During the Cultural Revolution, economic activity took a backseat to political causes, but following the death of Mao in 1976 Deng Xiaoping could resume a more economically centered agenda. However, by implementing the “Reform and Openness” policy, Deng Xiaoping largely repealed the state-controlled employment allotment system, which would prove to be an inadvertent step backward for women in regards to employment and intra-institutional advancement (Li et all. 2013). Scholarship tends to paint the employment allotment system in a positive light, especially for women. Within said system, an individual’s choice of position was rarely taken into consideration, rather a combination of test scores, political background, and inherent ability to do the job all factored into where an individual was eventually placed. This system was relatively “blind” meaning that a set series of factors would determine each individual’s allotted position regardless of gender. Additionally, within some state-controlled enterprises, quotas for women and minority groups were established to better ensure a well-rounded and diverse workplace (Leung, 2013). While this system saw the introduction of Chinese women to the greater workforce, many positions given to women via the employment allotment system did not carry many particular managerial responsibilities. With the repeal of this system, the male-centric guanxi dependent method of advancement saw a rapid resurgence. While the Chinese economy grew, there was no longer a government institution to give the final say as to who should be hired or not. With employment diversity quotas repealed and many female centric benefits, like free childcare, gone, women began to experience increased levels of gender bias. Therefore, the advancement of meaningful female economic participation, particularly in managerial positions, appeared to be at loggerheads with Chinese economic growth (Xiong et all, 2013). Even so, following the introduction of the “Reform and Openness” Policy, the rapid growth of the Chinese economy saw more and more women begin to pour into the private sector regardless of the potential for discrimination.

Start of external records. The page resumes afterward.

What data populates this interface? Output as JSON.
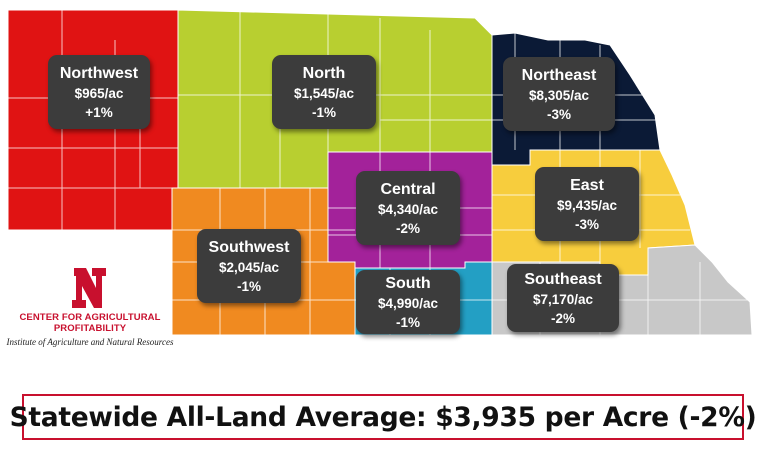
{
  "regions": [
    {
      "id": "northwest",
      "name": "Northwest",
      "value": "$965/ac",
      "change": "+1%",
      "color": "#e01313"
    },
    {
      "id": "north",
      "name": "North",
      "value": "$1,545/ac",
      "change": "-1%",
      "color": "#b8cf30"
    },
    {
      "id": "northeast",
      "name": "Northeast",
      "value": "$8,305/ac",
      "change": "-3%",
      "color": "#0b1a36"
    },
    {
      "id": "central",
      "name": "Central",
      "value": "$4,340/ac",
      "change": "-2%",
      "color": "#a3229a"
    },
    {
      "id": "east",
      "name": "East",
      "value": "$9,435/ac",
      "change": "-3%",
      "color": "#f7cd3d"
    },
    {
      "id": "southwest",
      "name": "Southwest",
      "value": "$2,045/ac",
      "change": "-1%",
      "color": "#f08a20"
    },
    {
      "id": "south",
      "name": "South",
      "value": "$4,990/ac",
      "change": "-1%",
      "color": "#239fc4"
    },
    {
      "id": "southeast",
      "name": "Southeast",
      "value": "$7,170/ac",
      "change": "-2%",
      "color": "#c8c8c8"
    }
  ],
  "logo": {
    "org": "CENTER FOR AGRICULTURAL PROFITABILITY",
    "institute": "Institute of Agriculture and Natural Resources",
    "brand_color": "#c8102e"
  },
  "statewide": {
    "text": "Statewide All-Land Average: $3,935 per Acre (-2%)",
    "border_color": "#c8102e"
  }
}
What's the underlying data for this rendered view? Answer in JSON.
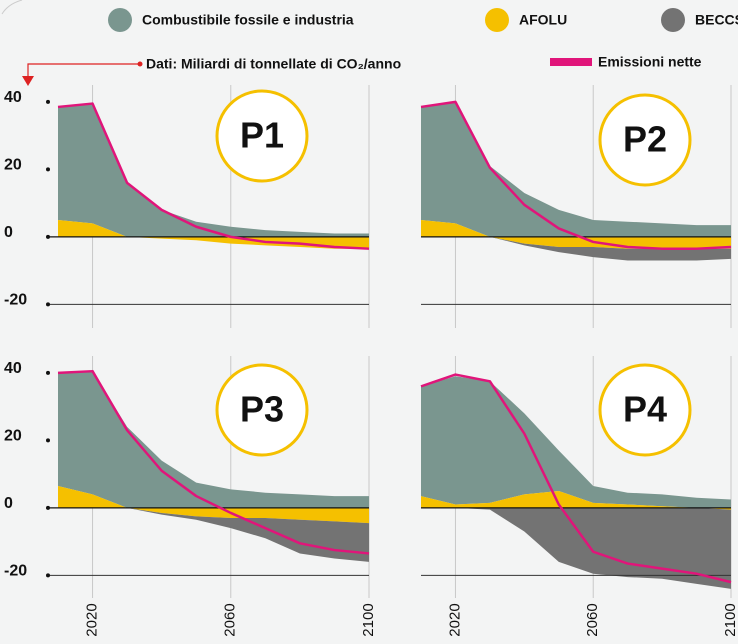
{
  "chart_data": [
    {
      "type": "area",
      "title": "P1",
      "subtitle": "Dati: Miliardi di tonnellate di CO₂/anno",
      "x": [
        2010,
        2020,
        2030,
        2040,
        2050,
        2060,
        2070,
        2080,
        2090,
        2100
      ],
      "xlim": [
        2010,
        2100
      ],
      "xticks": [
        2020,
        2060,
        2100
      ],
      "ylim": [
        -27,
        45
      ],
      "yticks": [
        40,
        20,
        0,
        -20
      ],
      "series": [
        {
          "name": "Combustibile fossile e industria",
          "color": "#7a968f",
          "values": [
            33.5,
            35.5,
            16,
            8,
            4.5,
            3,
            2,
            1.5,
            1,
            1
          ]
        },
        {
          "name": "AFOLU",
          "color": "#f5c000",
          "values": [
            5,
            4,
            0,
            -0.5,
            -1,
            -2,
            -2.5,
            -3,
            -3.5,
            -3.5
          ]
        },
        {
          "name": "BECCS",
          "color": "#737373",
          "values": [
            0,
            0,
            0,
            0,
            0,
            0,
            0,
            0,
            0,
            0
          ]
        },
        {
          "name": "Emissioni nette",
          "color": "#e0157a",
          "type": "line",
          "values": [
            38.5,
            39.5,
            16,
            8,
            3,
            0,
            -1.5,
            -2,
            -3,
            -3.5
          ]
        }
      ]
    },
    {
      "type": "area",
      "title": "P2",
      "x": [
        2010,
        2020,
        2030,
        2040,
        2050,
        2060,
        2070,
        2080,
        2090,
        2100
      ],
      "xlim": [
        2010,
        2100
      ],
      "xticks": [
        2020,
        2060,
        2100
      ],
      "ylim": [
        -27,
        45
      ],
      "yticks": [
        40,
        20,
        0,
        -20
      ],
      "series": [
        {
          "name": "Combustibile fossile e industria",
          "color": "#7a968f",
          "values": [
            33.5,
            36,
            21,
            13,
            8,
            5,
            4.5,
            4,
            3.5,
            3.5
          ]
        },
        {
          "name": "AFOLU",
          "color": "#f5c000",
          "values": [
            5,
            4,
            0,
            -2,
            -3,
            -3,
            -3.5,
            -3.5,
            -3.5,
            -3.5
          ]
        },
        {
          "name": "BECCS",
          "color": "#737373",
          "values": [
            0,
            0,
            0,
            -0.5,
            -1.5,
            -3,
            -3.5,
            -3.5,
            -3.5,
            -3
          ]
        },
        {
          "name": "Emissioni nette",
          "color": "#e0157a",
          "type": "line",
          "values": [
            38.5,
            40,
            20.5,
            9.5,
            2.5,
            -1.5,
            -3,
            -3.5,
            -3.5,
            -3
          ]
        }
      ]
    },
    {
      "type": "area",
      "title": "P3",
      "x": [
        2010,
        2020,
        2030,
        2040,
        2050,
        2060,
        2070,
        2080,
        2090,
        2100
      ],
      "xlim": [
        2010,
        2100
      ],
      "xticks": [
        2020,
        2060,
        2100
      ],
      "ylim": [
        -27,
        45
      ],
      "yticks": [
        40,
        20,
        0,
        -20
      ],
      "series": [
        {
          "name": "Combustibile fossile e industria",
          "color": "#7a968f",
          "values": [
            33.5,
            36.5,
            24,
            14,
            7.5,
            5.5,
            4.5,
            4,
            3.5,
            3.5
          ]
        },
        {
          "name": "AFOLU",
          "color": "#f5c000",
          "values": [
            6.5,
            4,
            0,
            -1.5,
            -2.5,
            -3,
            -3,
            -3.5,
            -4,
            -4.5
          ]
        },
        {
          "name": "BECCS",
          "color": "#737373",
          "values": [
            0,
            0,
            0,
            -0.5,
            -1,
            -3,
            -6,
            -10,
            -11,
            -11.5
          ]
        },
        {
          "name": "Emissioni nette",
          "color": "#e0157a",
          "type": "line",
          "values": [
            40,
            40.5,
            23,
            11,
            3.5,
            -1.5,
            -6,
            -10.5,
            -12.5,
            -13.5
          ]
        }
      ]
    },
    {
      "type": "area",
      "title": "P4",
      "x": [
        2010,
        2020,
        2030,
        2040,
        2050,
        2060,
        2070,
        2080,
        2090,
        2100
      ],
      "xlim": [
        2010,
        2100
      ],
      "xticks": [
        2020,
        2060,
        2100
      ],
      "ylim": [
        -27,
        45
      ],
      "yticks": [
        40,
        20,
        0,
        -20
      ],
      "series": [
        {
          "name": "Combustibile fossile e industria",
          "color": "#7a968f",
          "values": [
            32.5,
            38,
            36,
            24,
            12,
            5,
            3.5,
            3.5,
            3,
            2.5
          ]
        },
        {
          "name": "AFOLU",
          "color": "#f5c000",
          "values": [
            3.5,
            1,
            1.5,
            4,
            5,
            1.5,
            1,
            0.5,
            0,
            -0.5
          ]
        },
        {
          "name": "BECCS",
          "color": "#737373",
          "values": [
            0,
            0,
            -0.5,
            -7,
            -16,
            -19.5,
            -20.5,
            -21,
            -22.5,
            -23.5
          ]
        },
        {
          "name": "Emissioni nette",
          "color": "#e0157a",
          "type": "line",
          "values": [
            36,
            39.5,
            37.5,
            22,
            1,
            -13,
            -16.5,
            -18,
            -19.5,
            -22
          ]
        }
      ]
    }
  ]
}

It was only at this point, when women began to play a less marginal role in the Chinese economy, that they began to find themselves obstructed by China’s male-dominated guanxi system with any observable frequency. While literature examining female interaction and managerial style within China’s guanxi system remains scant, there are a few ethnographies and studies that illustrate the nature of female managers’ problems. One such ethnography observed ways in which women navigate positions riddled with the necessity for business entertaining, called yingchou (应酬), and guanxi cultivation by attempting to drink and banquet “like one of the men” (Mason, 2013). When women in the observed work units began to complain about the excessive drinking and banqueting necessary to develop the guanxi they needed to succeed, they were often rebuked by male coworkers. Women in these positional also felt the added pressures involved in having children or balancing a family. Additional studies also focus on how guanxi has effectively become built in to China’s financial system, discussing how female managers and even distinguished CEOs must often endure weeks of guanxi building banqueting and entertainment before being able to secure basic needs like bank loans and other financial services (Xiong et all, 2013).

The bulk of literature examined for this project views guanxi as a constant, an evolving yet self perpetuating facet of the Chinese economy and any and all social dealings therein. This school of thought argues that women must come to “play by the rules” of men in order to advance or succeed within a given organization. However, while the very existence of guanxi is held as a constant, the implicit role guanxi plays is still up for debate (Brannen and Wilson, 2010). Due to increased levels of foreign trade and investment, guanxi within the private sector is, at the very least, currently evolving to better suit the general trends of internationalization within the Chinese economy. This indicates that while women are currently experiencing a largely negative impact of a male-dominated guanxi system, a new variety of female guanxi could also take root and become of equal or even greater importance than the current male oriented guanxi culture of today.